For poetry devotees who also happen to be dedicated to sunbathing and body surfing, Poet Laureate Billy Collins makes some summer reading recommendations.

Oouwwch

Hair on the chest, but not on the back...so this is what women want? Boston radio producer Jon Marston tries his best to accommodate, with the help of Barbara Segal of Total Skin Care.

The Point

In an age when hotels are named things like “W,” and the people who help you with your bags are called anything but “porters,” filmmaker Barbara Heller examines the cultural underpinnings of a more long-standing luxury hotel convention: the toilet paper point.

¡Attencion! ¡Attencion!

New York City’s Mexican immigrant population is growing, and with it, the need for mariachi musicians. Ramon Ponce, Jr., to the rescue. This week, he opened the Mariachi Academy of New York. Next Big Thing producer Amanda Aronczyk meets the Academy’s first students.
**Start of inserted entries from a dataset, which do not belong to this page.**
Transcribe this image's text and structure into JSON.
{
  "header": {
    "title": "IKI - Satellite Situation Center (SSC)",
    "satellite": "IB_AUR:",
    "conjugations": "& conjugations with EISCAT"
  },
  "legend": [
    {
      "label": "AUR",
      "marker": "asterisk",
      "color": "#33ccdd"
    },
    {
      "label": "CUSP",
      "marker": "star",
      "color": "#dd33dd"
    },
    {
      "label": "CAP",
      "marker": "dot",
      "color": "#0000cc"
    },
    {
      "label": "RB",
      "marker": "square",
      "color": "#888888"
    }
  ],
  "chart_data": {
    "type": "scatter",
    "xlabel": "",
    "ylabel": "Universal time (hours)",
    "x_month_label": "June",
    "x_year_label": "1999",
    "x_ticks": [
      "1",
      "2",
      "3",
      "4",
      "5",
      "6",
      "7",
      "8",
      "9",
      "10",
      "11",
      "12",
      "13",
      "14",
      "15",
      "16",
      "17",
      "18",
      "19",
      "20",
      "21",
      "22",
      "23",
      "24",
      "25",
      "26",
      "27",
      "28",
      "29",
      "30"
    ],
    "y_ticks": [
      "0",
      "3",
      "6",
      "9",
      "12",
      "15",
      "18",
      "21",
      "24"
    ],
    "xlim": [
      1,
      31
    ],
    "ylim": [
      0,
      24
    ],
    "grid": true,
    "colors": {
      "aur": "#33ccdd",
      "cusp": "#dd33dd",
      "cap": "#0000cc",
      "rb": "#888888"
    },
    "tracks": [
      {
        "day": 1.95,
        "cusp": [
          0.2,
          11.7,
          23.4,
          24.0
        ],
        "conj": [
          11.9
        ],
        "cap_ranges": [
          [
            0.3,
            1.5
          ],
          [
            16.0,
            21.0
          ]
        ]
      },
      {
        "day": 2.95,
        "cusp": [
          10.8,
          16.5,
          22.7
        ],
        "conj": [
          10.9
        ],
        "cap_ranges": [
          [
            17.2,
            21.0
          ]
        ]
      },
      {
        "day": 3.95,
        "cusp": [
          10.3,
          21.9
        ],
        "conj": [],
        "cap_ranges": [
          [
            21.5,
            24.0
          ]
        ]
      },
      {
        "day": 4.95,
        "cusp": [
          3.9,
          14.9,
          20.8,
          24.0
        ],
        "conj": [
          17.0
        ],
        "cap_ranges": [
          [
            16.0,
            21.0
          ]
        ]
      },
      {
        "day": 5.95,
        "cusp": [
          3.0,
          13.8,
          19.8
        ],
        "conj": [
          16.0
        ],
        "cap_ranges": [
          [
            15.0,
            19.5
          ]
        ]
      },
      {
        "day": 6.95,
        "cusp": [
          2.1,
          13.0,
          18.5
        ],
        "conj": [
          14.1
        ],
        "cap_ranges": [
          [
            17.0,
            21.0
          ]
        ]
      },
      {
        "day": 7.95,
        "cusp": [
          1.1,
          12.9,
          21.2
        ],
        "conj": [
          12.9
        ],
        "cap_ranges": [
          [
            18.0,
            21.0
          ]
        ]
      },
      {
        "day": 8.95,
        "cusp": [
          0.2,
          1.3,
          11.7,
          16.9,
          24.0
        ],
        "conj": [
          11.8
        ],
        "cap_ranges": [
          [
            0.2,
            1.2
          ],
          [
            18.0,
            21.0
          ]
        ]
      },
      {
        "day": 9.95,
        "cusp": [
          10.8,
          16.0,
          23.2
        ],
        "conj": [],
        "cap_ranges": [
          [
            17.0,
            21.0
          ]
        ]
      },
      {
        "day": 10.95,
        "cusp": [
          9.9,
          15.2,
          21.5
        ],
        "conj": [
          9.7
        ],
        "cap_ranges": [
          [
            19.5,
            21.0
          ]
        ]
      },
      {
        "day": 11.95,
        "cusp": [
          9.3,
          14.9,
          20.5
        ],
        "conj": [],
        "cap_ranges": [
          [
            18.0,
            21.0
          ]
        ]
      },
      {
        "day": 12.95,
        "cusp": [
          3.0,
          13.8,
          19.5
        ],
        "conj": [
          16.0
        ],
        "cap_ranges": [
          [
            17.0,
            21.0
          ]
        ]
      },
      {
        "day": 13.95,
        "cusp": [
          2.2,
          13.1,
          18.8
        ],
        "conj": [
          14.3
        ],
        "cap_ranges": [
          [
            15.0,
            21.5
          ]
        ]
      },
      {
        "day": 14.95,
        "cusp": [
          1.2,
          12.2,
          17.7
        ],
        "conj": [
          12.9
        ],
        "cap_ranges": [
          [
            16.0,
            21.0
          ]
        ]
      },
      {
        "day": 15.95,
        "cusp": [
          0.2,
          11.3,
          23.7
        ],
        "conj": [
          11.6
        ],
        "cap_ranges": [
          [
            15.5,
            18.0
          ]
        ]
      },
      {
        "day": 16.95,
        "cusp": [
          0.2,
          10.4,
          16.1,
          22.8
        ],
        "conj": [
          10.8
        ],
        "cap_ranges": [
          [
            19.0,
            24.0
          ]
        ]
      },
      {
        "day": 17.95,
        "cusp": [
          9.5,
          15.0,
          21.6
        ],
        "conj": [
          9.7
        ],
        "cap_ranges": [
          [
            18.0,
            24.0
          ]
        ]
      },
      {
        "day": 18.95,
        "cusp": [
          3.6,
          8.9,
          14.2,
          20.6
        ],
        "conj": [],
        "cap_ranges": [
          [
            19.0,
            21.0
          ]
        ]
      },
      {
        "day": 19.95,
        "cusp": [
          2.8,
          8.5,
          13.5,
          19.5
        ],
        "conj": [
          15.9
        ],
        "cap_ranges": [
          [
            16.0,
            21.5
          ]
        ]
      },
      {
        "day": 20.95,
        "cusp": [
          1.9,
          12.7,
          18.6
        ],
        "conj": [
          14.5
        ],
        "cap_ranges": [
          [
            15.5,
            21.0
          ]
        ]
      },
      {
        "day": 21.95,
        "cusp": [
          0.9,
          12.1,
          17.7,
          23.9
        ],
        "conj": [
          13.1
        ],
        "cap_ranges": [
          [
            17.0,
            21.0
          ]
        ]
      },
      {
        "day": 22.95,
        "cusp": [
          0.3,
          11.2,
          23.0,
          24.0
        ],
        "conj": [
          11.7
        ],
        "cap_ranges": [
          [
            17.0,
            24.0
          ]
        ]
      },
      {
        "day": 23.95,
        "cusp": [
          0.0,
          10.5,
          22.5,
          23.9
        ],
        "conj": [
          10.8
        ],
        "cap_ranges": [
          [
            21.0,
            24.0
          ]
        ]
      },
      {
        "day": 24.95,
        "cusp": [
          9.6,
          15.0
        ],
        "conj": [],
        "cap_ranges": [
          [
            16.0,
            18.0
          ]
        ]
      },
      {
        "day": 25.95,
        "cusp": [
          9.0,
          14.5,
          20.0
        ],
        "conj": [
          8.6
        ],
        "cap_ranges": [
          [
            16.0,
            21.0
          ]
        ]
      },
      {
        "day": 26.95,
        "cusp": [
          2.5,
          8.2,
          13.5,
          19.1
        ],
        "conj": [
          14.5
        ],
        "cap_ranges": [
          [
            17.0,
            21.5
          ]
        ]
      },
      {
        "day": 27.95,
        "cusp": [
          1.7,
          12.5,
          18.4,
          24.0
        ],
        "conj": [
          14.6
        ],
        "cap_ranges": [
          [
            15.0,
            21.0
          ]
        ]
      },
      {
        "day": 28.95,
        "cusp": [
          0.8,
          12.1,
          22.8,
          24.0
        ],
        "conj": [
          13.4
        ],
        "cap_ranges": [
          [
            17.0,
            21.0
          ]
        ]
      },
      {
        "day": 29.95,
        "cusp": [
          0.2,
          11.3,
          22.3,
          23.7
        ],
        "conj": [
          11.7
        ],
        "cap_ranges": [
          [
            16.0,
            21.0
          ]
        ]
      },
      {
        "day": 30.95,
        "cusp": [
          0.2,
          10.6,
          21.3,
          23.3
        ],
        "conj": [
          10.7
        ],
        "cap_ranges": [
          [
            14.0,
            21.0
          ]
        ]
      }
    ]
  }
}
For more information, contact the Center for Traditional Music and Dance.

Acetate Disks and a Mule

Ethnomusicologist and radio broadcaster Henrietta Yurchenco has spent many of her 86 years traveling the world, recording music in remote places, and bringing it to the airwaves along with the work of Leadbelly, Woody Guthrie and other legendary musicians. Yurchenco shares with host Dean Olsher her stories, her records and a few tunes on the piano.

My Own Private Hollywood

When Hollywood blockbusters fail to satisfy, we’re forced to turn to inner-entertainment. As Next Big Thing contributor Henry Alford discovers, New Yorkers’ fantasy lives are alive and well.

Five Sounds in Search of an Author

Next Big Thing contest judge Jesse Green returns to judge this month's entries.

Voice Travel

The cramped, over-heated upper reaches of St. Augustine’s Church on the Lower East Side were once officially designated the “slave gallery.” Accompanied by the church’s Deacon Edgar Hopper, Steve Zeitlin, director of City Lore, visits the gallery in search of echoes of its former congregants.